Lors du contact médiumnique, l'Esprit, qui est souvent fou dans une pensée fixe, subit une sorte de "choc", qui ne consiste en rien d'énergétique, mais plutôt, dans le confinement de ses pensées, lors de la connexion périspirituelle avec le médium . Ainsi, il devient plus facile de raisonner et de réfléchir.
Travailler avec un obsesseur peut exiger de la persévérance et de l'attention, pour plusieurs raisons. séances, ce qui peut impliquer d'évoquer l'Esprit impliqué. Mais il faut aussi s'approcher de l'incarné, qui a besoin d'éveiller, en soi, la volonté de vouloir se débarrasser de ce joug. Pour cela, il faudra aussi le conduire à la raison, afin que, par la raison, il prenne cette décision.
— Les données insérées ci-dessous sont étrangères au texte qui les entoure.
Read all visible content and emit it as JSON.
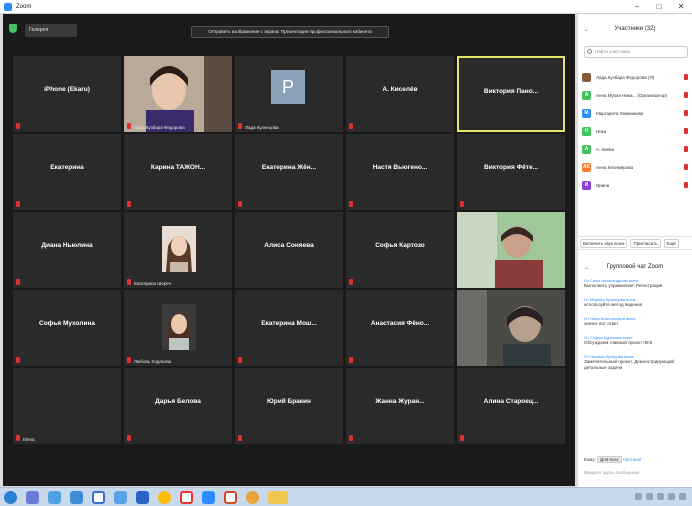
{
  "window": {
    "title": "Zoom",
    "controls": [
      "–",
      "□",
      "✕"
    ]
  },
  "topbar": {
    "view_label": "Галерея",
    "banner": "Отправить изображение с экрана: Презентация профессионального кабинета"
  },
  "tiles": [
    {
      "name": "iPhone (Ekaru)",
      "sub": ""
    },
    {
      "name": "",
      "sub": "Лада Кузбара Федорова"
    },
    {
      "name": "P",
      "sub": "Лада Кузнецова"
    },
    {
      "name": "А. Киселёв",
      "sub": ""
    },
    {
      "name": "Виктория Пано...",
      "sub": ""
    },
    {
      "name": "Екатерина",
      "sub": ""
    },
    {
      "name": "Карина ТАЖОН...",
      "sub": ""
    },
    {
      "name": "Екатерина Жён...",
      "sub": ""
    },
    {
      "name": "Настя Вьюгено...",
      "sub": ""
    },
    {
      "name": "Виктория Фёте...",
      "sub": ""
    },
    {
      "name": "Диана Ньюлина",
      "sub": ""
    },
    {
      "name": "",
      "sub": "Екатерина Шереч"
    },
    {
      "name": "Алиса Соняева",
      "sub": ""
    },
    {
      "name": "Софья Картозо",
      "sub": ""
    },
    {
      "name": "",
      "sub": ""
    },
    {
      "name": "Софья Мухолина",
      "sub": ""
    },
    {
      "name": "",
      "sub": "Любовь Ходякова"
    },
    {
      "name": "Екатерина Мош...",
      "sub": ""
    },
    {
      "name": "Анастасия Фёно...",
      "sub": ""
    },
    {
      "name": "",
      "sub": ""
    },
    {
      "name": "",
      "sub": "Elena"
    },
    {
      "name": "Дарья Белова",
      "sub": ""
    },
    {
      "name": "Юрий Бракин",
      "sub": ""
    },
    {
      "name": "Жанна Журан...",
      "sub": ""
    },
    {
      "name": "Алина Староец...",
      "sub": ""
    }
  ],
  "panel": {
    "title": "Участники (32)",
    "search_placeholder": "Найти участника",
    "participants": [
      {
        "name": "Лада Кузбара Федорова (Я)",
        "color": "#8b5a3c",
        "initial": ""
      },
      {
        "name": "Анна Мухая Ника... (Организатор)",
        "color": "#43c35e",
        "initial": "А"
      },
      {
        "name": "Маргарита Люмникова",
        "color": "#2d8cff",
        "initial": "М"
      },
      {
        "name": "Ника",
        "color": "#43c35e",
        "initial": "Н"
      },
      {
        "name": "А. Каёва",
        "color": "#43c35e",
        "initial": "А"
      },
      {
        "name": "Анна Кесемерова",
        "color": "#ff7a2f",
        "initial": "АК"
      },
      {
        "name": "Ирина",
        "color": "#8b3fd9",
        "initial": "И"
      }
    ],
    "buttons": [
      "Включить звук всем",
      "Пригласить",
      "Ещё"
    ],
    "chat_title": "Групповой чат Zoom",
    "chat": [
      {
        "from": "От Сажа Александрова всем:",
        "text": "Выполнить упражнение: Регистрация"
      },
      {
        "from": "От Марина Кузнецова всем:",
        "text": "используйте метод ведения"
      },
      {
        "from": "От Нина Анатольевна всем:",
        "text": "значит вот ответ"
      },
      {
        "from": "От Софья Буринова всем:",
        "text": "Обсуждаем главный проект IIIIIII"
      },
      {
        "from": "От Наташа Кучерова всем:",
        "text": "Замечательный проект. Демонстрирующий детальные задачи"
      }
    ],
    "to_label": "Кому:",
    "to_value": "Для всех",
    "to_more": "Частный",
    "input_placeholder": "Введите здесь сообщение..."
  },
  "colors": {
    "tile_bg": "#2a2a2a",
    "active_border": "#e6e36c",
    "muted": "#e02f2f"
  }
}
J'ai utilisé toute ma volonté pour appeler les bons esprits à travers lui; toute ma rhétorique pour lui prouver qu'il était victime d'esprits détestables ; que ce qu'il écrivait était insensé et profondément immoral. Pour cette œuvre caritative, j'ai rejoint un collègue, M. T… et petit à petit on lui a fait écrire des choses sensées. Il prit en aversion cette mauvaise humeur, la repoussant de lui-même chaque fois qu'il essayait de se manifester, et lentement les bons esprits triomphèrent.”
Pour se changer les idées, il suivit le conseil des Esprits, se livrer à un travail rude, qui ne lui laissa pas le temps d'écouter les mauvaises suggestions.
L'effet sur l'Esprit a également été positif :
Dillois lui-même a fini par s'avouer vaincu et a exprimé le désir de progresser dans une nouvelle existence. Il a avoué le mal qu'il avait essayé de faire et a fait preuve de repentance. Le combat fut long et pénible et offrit à l'observateur des traits vraiment curieux. Aujourd'hui M. F. se sent libre et heureux. C'est comme si vous aviez laissé tomber un fardeau. Il a retrouvé sa joie et nous remercie pour le service que nous lui avons rendu.
Il est intéressant de noter que, dans ce cas présenté, le travail de Kardec a été encore plus actif par rapport à l'incarné, car, acquérant cette volonté active et bienveillante, il offrira "l'ascendant moral" sur ces Esprits, qui cesseront de le déranger lorsqu'ils vérifient cette force, en plus d'acquérir la sympathie des bons esprits.
Ainsi, pour être pleinement instruits de la Doctrine Spirite, en en tirant toutes les conséquences morales et rationnelles qui nous poussent sur la voie de la "réforme intime", travailler sur nos propres pensées et actions, nos peurs et nos désirs, afin que chaque jour plus , tout est soumis aux lois divines, c'est le meilleur moyen de rester libre des obsessions, car, même si l'Esprit obsédant n'est pas convaincu de la nécessité de se réformer, il risque de ne plus trouver d'ouverture pour influencer l'incarné.